The 2007 enrollment period for picking a Medicare plan ended more than three months ago, but a little-known rule allows people to switch plans all year long if they were victimized by fraud or misrepresentation.
Hundreds of Floridians have complained that insurance agents from health maintenance organizations and other private Medicare plans signed them up without their knowledge or consent. Some people went to luncheons about Part D drug coverage and unwittingly ended up in an HMO. Then their long-standing doctors refused to treat them.
An internal memo circulated this month within the Centers for Medicare and Medicaid Services describes how people can disenroll from an unwanted plan under some circumstances. If you feel you wrongfully ended up in a private plan, call 1-800-Medicare and say you want to qualify for a special enrollment period because you were misled into a plan you didn't want.
A Medicare caseworker will investigate.
Grounds for disenrollment, according to the memo, can include:
- Statements by an agent or company employee that suggest the plan will be accepted by all Medicare providers.
- Statements that imply the plan is a Medicare supplement or Medigap policy.
- Statements that suggest you can switch back to traditional Medicare any time you wish.

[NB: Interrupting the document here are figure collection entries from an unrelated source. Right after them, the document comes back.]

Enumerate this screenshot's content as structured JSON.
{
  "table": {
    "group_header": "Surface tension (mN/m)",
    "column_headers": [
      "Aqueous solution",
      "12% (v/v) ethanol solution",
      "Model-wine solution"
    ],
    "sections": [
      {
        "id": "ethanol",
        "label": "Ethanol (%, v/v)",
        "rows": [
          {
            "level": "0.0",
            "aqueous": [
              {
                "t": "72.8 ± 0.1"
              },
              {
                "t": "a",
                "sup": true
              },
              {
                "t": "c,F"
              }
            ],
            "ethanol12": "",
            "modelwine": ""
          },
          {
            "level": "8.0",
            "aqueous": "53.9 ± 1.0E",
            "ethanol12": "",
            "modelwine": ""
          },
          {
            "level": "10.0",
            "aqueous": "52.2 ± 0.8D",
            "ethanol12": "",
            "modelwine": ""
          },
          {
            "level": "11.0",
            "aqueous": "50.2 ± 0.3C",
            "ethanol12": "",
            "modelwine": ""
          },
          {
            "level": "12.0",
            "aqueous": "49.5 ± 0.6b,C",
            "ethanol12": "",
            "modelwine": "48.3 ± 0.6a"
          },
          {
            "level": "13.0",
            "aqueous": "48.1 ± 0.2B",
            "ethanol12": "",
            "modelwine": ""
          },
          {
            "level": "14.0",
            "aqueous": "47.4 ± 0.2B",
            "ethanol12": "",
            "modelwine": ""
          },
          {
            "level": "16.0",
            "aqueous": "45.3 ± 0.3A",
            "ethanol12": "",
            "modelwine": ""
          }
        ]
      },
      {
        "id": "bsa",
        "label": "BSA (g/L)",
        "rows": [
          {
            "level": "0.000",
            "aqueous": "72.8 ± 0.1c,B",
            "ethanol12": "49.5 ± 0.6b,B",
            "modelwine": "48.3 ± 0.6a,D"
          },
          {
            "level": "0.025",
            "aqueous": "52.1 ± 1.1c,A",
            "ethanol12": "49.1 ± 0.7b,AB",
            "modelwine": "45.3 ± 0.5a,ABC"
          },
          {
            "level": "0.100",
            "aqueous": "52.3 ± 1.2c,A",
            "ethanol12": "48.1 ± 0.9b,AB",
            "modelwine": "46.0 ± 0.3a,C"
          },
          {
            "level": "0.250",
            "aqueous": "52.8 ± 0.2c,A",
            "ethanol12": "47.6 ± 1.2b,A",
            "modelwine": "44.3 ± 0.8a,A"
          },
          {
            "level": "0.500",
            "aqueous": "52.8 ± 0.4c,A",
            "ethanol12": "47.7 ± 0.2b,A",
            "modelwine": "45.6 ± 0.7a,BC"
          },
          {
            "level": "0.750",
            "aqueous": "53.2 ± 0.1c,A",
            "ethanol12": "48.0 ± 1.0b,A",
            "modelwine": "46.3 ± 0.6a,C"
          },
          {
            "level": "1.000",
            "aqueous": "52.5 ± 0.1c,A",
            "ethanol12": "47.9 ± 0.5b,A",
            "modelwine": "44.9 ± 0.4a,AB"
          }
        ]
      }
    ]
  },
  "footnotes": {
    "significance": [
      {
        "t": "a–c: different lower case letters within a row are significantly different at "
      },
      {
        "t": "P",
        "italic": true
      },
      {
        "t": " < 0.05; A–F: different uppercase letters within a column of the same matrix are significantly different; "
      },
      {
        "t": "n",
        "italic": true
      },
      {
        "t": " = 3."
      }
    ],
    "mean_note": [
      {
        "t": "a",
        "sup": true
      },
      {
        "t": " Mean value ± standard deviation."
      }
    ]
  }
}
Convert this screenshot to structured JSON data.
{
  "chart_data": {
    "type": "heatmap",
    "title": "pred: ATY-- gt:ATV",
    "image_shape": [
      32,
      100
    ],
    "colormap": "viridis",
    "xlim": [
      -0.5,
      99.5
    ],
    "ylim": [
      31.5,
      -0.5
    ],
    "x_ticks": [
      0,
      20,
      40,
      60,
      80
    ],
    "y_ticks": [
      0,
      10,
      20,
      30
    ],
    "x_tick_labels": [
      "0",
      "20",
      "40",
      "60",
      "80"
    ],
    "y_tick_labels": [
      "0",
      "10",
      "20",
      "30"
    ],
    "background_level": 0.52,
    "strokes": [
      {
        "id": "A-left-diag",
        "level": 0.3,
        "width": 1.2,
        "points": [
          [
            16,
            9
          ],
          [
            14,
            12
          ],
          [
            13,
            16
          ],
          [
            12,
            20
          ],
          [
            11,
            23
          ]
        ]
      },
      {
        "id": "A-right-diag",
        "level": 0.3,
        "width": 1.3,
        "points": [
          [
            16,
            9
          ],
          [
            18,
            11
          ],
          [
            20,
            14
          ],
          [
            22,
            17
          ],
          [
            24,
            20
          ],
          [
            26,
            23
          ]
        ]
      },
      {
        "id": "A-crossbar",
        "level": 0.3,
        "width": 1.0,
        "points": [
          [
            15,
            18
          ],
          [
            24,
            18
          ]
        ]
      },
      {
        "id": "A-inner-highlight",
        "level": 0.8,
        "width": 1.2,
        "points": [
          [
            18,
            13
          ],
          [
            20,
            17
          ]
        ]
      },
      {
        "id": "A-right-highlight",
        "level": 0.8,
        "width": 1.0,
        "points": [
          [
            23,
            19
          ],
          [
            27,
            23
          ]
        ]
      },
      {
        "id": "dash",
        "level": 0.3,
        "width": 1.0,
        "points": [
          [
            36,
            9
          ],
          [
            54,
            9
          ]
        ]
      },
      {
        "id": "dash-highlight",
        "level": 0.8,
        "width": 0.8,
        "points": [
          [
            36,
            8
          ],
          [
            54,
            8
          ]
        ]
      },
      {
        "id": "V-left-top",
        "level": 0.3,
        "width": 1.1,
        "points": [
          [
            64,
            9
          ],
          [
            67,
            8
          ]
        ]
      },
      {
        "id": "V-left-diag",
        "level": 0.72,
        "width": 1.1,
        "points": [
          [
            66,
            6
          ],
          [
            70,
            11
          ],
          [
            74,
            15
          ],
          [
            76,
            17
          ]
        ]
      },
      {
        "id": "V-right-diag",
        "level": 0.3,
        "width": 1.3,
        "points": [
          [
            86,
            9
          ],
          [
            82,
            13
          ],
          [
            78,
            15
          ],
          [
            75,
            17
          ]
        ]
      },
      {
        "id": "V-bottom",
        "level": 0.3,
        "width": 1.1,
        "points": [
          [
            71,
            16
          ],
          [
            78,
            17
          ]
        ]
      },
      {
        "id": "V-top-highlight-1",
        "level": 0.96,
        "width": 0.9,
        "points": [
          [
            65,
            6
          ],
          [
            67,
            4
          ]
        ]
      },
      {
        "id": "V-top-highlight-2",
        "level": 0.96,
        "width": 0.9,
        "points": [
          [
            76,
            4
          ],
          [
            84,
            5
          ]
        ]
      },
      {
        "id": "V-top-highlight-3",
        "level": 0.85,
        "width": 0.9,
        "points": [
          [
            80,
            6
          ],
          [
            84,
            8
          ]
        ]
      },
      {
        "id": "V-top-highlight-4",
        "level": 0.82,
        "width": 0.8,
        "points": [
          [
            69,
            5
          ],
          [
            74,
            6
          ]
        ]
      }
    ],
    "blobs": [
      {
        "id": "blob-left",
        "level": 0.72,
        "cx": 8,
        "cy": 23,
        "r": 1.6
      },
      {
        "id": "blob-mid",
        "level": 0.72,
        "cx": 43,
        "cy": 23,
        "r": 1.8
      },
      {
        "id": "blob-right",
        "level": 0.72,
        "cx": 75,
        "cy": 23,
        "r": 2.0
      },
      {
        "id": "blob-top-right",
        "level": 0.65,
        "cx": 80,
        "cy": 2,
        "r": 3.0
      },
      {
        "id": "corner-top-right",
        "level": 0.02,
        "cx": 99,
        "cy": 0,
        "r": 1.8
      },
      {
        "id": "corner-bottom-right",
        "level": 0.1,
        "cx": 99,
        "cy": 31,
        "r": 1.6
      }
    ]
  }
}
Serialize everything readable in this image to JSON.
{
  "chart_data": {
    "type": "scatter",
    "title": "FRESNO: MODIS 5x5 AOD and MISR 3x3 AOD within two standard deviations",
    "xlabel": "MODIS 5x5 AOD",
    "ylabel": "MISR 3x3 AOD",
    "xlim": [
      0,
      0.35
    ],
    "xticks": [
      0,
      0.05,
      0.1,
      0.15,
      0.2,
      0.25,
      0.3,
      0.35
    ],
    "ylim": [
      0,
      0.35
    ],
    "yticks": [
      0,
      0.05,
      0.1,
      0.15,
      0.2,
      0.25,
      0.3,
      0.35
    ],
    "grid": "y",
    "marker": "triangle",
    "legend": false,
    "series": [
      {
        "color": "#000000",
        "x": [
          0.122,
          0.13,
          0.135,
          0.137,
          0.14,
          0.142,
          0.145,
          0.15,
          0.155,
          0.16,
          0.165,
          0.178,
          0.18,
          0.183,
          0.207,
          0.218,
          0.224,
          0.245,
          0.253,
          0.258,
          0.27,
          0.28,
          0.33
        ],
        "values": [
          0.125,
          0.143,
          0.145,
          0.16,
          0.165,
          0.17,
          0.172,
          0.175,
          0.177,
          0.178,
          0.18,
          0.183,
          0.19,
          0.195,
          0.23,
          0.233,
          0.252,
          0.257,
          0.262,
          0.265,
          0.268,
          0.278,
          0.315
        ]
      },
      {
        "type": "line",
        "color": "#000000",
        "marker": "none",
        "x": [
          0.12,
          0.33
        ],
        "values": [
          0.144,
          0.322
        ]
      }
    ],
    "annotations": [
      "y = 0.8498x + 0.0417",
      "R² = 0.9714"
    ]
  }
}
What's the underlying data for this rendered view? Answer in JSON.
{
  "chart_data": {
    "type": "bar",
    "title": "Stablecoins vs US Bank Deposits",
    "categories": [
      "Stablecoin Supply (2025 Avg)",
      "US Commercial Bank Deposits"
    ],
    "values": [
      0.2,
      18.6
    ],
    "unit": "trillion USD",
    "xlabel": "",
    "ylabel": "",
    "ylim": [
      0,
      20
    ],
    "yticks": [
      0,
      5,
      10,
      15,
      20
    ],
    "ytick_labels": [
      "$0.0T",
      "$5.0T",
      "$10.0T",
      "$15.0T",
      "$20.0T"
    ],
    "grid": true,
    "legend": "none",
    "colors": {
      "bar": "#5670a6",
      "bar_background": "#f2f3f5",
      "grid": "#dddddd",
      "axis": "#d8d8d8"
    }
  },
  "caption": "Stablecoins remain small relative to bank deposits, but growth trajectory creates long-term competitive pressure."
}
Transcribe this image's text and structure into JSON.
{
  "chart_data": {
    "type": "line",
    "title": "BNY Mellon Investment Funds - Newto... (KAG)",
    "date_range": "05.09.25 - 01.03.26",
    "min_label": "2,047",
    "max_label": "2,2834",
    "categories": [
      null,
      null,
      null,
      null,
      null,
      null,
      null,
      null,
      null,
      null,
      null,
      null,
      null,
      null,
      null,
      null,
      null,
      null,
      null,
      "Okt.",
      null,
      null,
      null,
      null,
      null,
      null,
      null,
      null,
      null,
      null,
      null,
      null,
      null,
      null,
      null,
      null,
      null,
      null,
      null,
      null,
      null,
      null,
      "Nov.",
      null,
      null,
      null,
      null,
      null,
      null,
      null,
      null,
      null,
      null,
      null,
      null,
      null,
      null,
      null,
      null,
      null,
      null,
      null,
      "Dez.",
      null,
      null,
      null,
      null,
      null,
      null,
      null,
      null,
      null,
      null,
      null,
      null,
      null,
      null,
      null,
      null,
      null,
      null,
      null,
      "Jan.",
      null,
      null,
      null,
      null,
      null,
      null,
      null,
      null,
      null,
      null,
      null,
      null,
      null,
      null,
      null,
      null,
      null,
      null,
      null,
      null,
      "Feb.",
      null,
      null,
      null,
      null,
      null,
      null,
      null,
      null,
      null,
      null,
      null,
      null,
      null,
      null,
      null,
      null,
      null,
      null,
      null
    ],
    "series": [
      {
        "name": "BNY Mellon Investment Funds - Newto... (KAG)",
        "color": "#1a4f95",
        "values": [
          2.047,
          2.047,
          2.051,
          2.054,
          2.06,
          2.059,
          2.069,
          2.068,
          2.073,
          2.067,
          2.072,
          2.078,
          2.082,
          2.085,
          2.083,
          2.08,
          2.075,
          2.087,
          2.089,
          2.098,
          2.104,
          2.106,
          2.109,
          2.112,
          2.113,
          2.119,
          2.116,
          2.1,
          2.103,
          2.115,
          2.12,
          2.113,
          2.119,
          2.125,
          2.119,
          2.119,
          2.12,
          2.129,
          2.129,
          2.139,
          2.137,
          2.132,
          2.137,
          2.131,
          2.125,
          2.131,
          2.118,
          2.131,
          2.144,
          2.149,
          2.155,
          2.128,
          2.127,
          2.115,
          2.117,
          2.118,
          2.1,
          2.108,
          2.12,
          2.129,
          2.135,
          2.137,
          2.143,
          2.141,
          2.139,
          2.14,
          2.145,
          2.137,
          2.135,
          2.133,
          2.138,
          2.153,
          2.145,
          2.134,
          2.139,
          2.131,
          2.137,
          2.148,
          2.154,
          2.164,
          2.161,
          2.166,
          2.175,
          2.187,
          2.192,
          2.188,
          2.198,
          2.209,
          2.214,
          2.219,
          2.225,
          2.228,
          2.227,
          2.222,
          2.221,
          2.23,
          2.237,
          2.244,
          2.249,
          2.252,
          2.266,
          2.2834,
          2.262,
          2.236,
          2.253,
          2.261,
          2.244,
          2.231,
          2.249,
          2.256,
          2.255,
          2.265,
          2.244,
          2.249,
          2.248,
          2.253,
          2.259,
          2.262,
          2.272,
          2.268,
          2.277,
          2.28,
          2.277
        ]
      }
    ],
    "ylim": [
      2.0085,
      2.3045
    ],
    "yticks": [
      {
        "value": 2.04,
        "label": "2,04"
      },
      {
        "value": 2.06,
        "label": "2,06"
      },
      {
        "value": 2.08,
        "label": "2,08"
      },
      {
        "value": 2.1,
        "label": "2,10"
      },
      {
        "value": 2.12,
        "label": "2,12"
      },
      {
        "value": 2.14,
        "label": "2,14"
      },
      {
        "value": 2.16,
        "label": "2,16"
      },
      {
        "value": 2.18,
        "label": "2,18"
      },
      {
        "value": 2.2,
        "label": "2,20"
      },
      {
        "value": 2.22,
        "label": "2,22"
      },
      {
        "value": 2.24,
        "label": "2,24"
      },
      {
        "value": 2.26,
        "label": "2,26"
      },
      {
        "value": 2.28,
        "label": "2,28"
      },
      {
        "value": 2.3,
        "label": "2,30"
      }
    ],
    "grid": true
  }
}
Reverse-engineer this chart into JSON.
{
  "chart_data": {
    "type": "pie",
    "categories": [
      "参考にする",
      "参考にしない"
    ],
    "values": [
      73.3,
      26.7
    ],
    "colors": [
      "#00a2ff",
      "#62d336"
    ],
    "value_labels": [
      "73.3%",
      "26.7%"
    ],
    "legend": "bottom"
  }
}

While you don't need to prove your case with documents, you will have to convince Medicare that you are not trying to disenroll from a plan just because you don't like it.
Provide as many dates and details as possible, such as the insurance agent's name or names of other company employees you contacted.
Anything in writing will help, such as any of the insurance agent's cards or sales materials, or notes you took from conversations.
You had until March 31 to disenroll from a private plan. If you wrote any letters asking to disenroll and the company did not take you off its client list, provide copies of that as well.